Using a large rubber spatula, turn the batter and look for any missed drys. If you see some (guaranteed you will) finish off with the spatula by folding.

Pour into prepared pans (I like 8in round, 2in deep as mixes are a bit short for the 9in pans IMO)

Drop pans on counter to release extra bubbles and pop with toothpick.

Chocolate drys out easily, so my tip is to set the timer for a few min short of recommended time.

Check with a wooden or bamboo skewer as the metal testers will not reveal the moist crumbs you are looking for to judge done with carry over time factored in.


This recipe can be used with any cake mix and pudding combo.

Have fun!



post #7 of 9

It sounds like your problems stem from several issues, the high altitude and potentially the method you use to measure your flour.

For cake baking, you should always use the flour called for in the recipe and sift the flour into the measuring cup, then level the top by scraping it off with a flat edged knife or spatula.

If you use bleached all-purpose flour, you will get a more tender cake as the grains of flour are coarsened by the bleaching process and thus measure lighter than the smoother textured unbleached flour.


For high altitude baking, check our Susan Purdys' Pie in the Sky cookbook. All her recipes were tested at different altitudes and adjusted to compensate for the higher temps needed.
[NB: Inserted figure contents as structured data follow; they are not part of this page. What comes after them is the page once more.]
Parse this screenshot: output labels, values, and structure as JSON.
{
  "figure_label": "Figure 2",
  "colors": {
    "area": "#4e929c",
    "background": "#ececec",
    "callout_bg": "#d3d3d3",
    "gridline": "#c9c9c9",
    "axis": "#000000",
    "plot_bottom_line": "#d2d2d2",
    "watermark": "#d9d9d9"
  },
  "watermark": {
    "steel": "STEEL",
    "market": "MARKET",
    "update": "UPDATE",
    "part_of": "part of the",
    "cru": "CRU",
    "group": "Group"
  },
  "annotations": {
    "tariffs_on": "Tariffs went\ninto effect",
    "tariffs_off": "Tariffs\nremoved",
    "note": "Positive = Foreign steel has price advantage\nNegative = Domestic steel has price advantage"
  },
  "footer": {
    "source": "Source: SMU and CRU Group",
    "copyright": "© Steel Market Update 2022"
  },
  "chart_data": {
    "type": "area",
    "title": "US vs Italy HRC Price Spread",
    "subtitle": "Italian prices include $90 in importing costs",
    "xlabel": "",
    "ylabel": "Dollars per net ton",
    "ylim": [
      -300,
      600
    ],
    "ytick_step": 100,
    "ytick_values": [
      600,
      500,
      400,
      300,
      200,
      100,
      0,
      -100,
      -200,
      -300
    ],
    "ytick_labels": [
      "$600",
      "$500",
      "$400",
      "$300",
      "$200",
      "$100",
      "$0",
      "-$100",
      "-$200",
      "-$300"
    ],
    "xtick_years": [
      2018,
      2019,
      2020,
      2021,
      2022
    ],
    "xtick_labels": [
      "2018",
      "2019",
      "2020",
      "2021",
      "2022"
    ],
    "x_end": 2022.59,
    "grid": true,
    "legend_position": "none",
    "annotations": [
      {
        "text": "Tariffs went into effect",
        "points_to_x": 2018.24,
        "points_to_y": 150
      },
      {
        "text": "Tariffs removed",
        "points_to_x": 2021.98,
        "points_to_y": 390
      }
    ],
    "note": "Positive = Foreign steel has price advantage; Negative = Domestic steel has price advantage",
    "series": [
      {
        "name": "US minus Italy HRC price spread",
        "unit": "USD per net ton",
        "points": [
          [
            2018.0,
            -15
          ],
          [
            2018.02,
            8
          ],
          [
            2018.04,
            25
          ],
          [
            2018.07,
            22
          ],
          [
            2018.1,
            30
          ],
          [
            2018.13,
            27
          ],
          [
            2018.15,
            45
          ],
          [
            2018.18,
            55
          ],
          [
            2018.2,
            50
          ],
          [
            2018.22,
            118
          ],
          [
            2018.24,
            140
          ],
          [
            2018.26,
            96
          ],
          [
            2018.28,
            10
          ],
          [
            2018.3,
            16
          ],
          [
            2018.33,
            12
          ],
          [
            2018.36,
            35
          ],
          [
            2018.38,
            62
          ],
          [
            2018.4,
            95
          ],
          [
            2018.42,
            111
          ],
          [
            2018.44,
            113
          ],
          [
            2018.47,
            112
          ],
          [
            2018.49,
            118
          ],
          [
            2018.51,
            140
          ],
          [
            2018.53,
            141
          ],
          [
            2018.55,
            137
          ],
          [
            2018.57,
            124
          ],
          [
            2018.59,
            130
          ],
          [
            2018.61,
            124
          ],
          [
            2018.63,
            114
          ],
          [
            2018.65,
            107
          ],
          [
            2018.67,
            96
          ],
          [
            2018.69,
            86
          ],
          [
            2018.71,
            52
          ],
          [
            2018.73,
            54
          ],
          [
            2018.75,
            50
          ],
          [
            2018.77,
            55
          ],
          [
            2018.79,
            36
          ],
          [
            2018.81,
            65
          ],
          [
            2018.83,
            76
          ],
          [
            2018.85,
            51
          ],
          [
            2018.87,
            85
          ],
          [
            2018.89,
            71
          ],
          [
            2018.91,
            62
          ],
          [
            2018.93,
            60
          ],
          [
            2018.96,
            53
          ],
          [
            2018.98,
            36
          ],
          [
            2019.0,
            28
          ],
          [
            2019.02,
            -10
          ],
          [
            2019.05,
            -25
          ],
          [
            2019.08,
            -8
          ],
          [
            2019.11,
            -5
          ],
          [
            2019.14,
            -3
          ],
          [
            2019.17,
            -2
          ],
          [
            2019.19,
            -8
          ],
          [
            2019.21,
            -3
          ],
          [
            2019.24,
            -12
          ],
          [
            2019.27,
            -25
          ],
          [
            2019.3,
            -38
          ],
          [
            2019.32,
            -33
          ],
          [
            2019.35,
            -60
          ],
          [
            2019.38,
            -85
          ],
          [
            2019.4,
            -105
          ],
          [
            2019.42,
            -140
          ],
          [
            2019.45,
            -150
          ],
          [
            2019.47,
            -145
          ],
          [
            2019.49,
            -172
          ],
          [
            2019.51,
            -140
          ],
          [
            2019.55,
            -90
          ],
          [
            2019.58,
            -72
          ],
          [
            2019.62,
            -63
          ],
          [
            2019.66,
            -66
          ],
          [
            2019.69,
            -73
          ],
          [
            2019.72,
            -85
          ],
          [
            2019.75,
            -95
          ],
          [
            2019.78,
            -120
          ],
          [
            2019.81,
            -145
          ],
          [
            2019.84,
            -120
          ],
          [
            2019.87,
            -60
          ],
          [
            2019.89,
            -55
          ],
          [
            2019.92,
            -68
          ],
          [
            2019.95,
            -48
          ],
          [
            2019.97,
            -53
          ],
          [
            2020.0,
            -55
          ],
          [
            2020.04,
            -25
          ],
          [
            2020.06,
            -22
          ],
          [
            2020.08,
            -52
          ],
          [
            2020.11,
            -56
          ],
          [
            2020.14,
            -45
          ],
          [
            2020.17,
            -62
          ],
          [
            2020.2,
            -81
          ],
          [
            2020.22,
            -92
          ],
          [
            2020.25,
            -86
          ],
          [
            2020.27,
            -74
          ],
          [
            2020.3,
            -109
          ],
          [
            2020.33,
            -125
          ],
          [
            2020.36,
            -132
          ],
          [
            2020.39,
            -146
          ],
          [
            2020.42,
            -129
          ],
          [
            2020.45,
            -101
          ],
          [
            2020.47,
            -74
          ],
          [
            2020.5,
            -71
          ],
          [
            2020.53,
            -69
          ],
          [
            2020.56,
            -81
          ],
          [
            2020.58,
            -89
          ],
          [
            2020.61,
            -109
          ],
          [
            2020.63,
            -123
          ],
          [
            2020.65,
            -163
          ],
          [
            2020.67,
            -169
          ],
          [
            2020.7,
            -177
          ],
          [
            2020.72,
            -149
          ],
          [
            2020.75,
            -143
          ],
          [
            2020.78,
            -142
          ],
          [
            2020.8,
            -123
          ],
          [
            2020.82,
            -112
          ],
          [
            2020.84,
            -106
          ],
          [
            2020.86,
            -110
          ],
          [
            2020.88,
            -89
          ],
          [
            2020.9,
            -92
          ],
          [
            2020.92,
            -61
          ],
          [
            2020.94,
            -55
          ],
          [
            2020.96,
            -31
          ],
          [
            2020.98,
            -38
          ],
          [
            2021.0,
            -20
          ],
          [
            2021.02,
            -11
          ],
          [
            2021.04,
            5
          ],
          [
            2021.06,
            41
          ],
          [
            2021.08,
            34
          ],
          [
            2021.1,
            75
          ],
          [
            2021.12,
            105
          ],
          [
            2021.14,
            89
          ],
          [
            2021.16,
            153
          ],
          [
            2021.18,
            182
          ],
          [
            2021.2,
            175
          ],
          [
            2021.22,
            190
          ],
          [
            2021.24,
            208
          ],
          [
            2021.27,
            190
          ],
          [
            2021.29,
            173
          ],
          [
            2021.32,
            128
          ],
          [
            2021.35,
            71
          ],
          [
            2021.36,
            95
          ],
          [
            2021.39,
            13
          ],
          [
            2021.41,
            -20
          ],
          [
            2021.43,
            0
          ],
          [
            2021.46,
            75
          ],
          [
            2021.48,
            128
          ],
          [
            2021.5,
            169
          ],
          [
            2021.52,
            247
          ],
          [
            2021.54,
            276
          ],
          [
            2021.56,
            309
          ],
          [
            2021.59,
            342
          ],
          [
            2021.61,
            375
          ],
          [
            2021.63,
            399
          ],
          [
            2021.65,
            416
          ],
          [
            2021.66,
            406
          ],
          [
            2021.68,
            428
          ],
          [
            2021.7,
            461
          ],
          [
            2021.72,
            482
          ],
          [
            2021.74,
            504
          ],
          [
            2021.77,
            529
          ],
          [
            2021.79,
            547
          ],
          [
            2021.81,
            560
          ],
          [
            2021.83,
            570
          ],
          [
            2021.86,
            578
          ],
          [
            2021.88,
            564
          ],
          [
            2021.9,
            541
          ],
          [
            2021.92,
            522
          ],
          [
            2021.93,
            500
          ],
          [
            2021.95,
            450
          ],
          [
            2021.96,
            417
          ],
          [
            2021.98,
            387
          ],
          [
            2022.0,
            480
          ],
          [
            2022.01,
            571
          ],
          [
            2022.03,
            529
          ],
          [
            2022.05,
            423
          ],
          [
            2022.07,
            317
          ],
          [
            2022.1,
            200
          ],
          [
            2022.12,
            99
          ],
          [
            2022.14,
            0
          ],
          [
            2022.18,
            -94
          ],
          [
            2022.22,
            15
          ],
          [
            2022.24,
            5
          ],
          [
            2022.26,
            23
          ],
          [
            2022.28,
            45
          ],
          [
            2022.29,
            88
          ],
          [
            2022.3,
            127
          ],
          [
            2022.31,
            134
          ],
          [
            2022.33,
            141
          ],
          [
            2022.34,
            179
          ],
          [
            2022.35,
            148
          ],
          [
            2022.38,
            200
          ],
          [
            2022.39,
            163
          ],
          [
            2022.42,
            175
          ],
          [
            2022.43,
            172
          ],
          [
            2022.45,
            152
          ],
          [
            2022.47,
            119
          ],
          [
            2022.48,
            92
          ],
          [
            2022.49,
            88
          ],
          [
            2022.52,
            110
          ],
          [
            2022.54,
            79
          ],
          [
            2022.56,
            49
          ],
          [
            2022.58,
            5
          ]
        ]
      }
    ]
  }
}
Drop pans on counter to release extra bubbles and pop with toothpick.

Never, EVER do this!-unless you want a hockey puck for a cake, that is. If you want to avoid large air bubbles or channels in your cakes, make sure to sift your leavening and flour several times to combine them evenly. You can also blend the dry ingredients in a food processor by pulsing them together a few times. One other trick, though it does not address uneven mixing of the leavening, is to gently drag a skewer through the batter a couple times to eliminate the larger bubbles that come from transferring the batter to the pan.

Liquored up and laquered down,
She's got the biggest hair in town!


Liquored up and laquered down,
She's got the biggest hair in town!

post #8 of 9

If you are using a modern recipe, no need to sift anything unless there are lumps.

Measure flour by scooping into the dry measure and level with a straight edge.




OBTW, unless you are making an egg white (meringue) based batter, a drop or two on the counter will not hurt a thing (also an OWT).




I grant that all experienced bakers have their own tricks, but you are likely to scare away any green cook with all those tools and dishes to wash for a simple cake, IMHO!




post #9 of 9
Thread Starter 

Thank you everyone for all of the great information. I was able to download a chocolate buttermilk cake recipe from Susan Purdy's Pie in the Sky. I'll use the ganache recipe from epicurious since it sounds relatively simple. I'll be glad when I move back to sea level so I can bake again.